In December 2013, the Company issued 25,000,000 shares of its common stock for investor relations and consulting services to Llewellyn R. Watkins for services rendered. The Company recognized the fair market value of $100,000 as a stock based compensation expense. The Company terminated this agreement on July 25, 2015 and the stock issued has been rescinded. The shares issued have been returned to the treasury.

 

In September 2013, the Company issued 13,475,000 shares of its common stock for marketing and consulting contract services to IOTA Capital Corp. for services rendered. The Company recognized the fair market value of $53,900 as a stock based compensation expense. The Company terminated this agreement on October 21, 2015 and the stock issued has been rescinded. The shares issued have been returned to the treasury.

 

In September 2013, the Company issued 15,000,000 shares of its common stock for marketing and consulting contract services to Keystone Trading, Ltd. for services rendered. The Company recognized the fair market value of $60,000 as a stock based compensation expense. The Company terminated this agreement on October 21, 2015 and the stock issued has been rescinded.
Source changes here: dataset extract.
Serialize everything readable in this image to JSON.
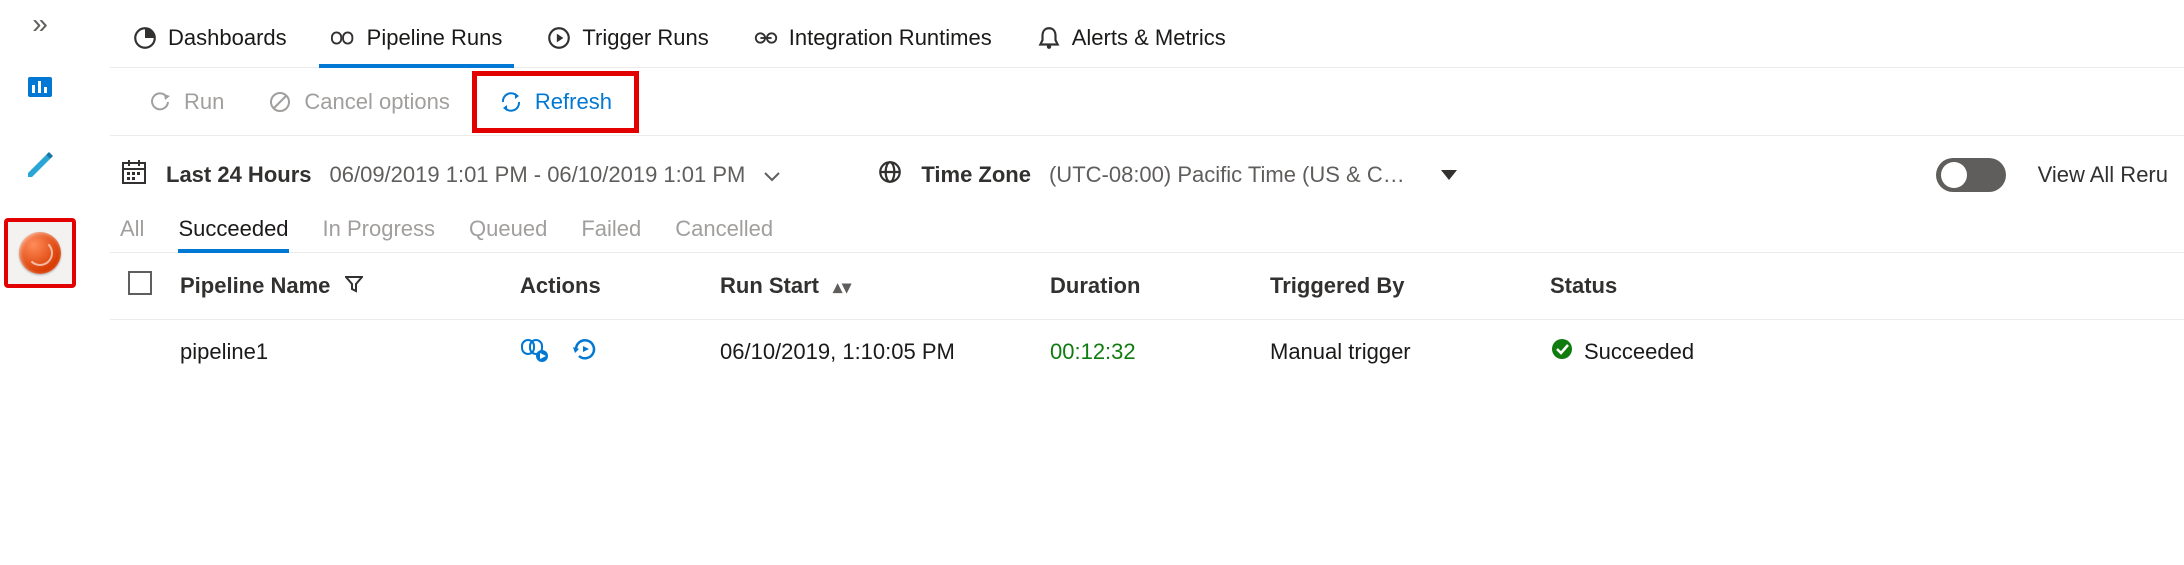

The shares issued have been returned to the treasury.

   

 
 

SIGNATURES 

 

Pursuant to the requirements of the Securities Exchange Act of 1934, the Registrant has duly caused this report to be signed on its behalf by the undersigned hereunto duly authorized. 

 

 

  NCM FINANCIAL, INC.
   
  By: /s/ Michael Noel
Dated: August 4, 2017   Michael Noel
    Chief Executive Officer and Director (Principal Executive Officer, Principal Financial Officer, and Principal Accounting Officer).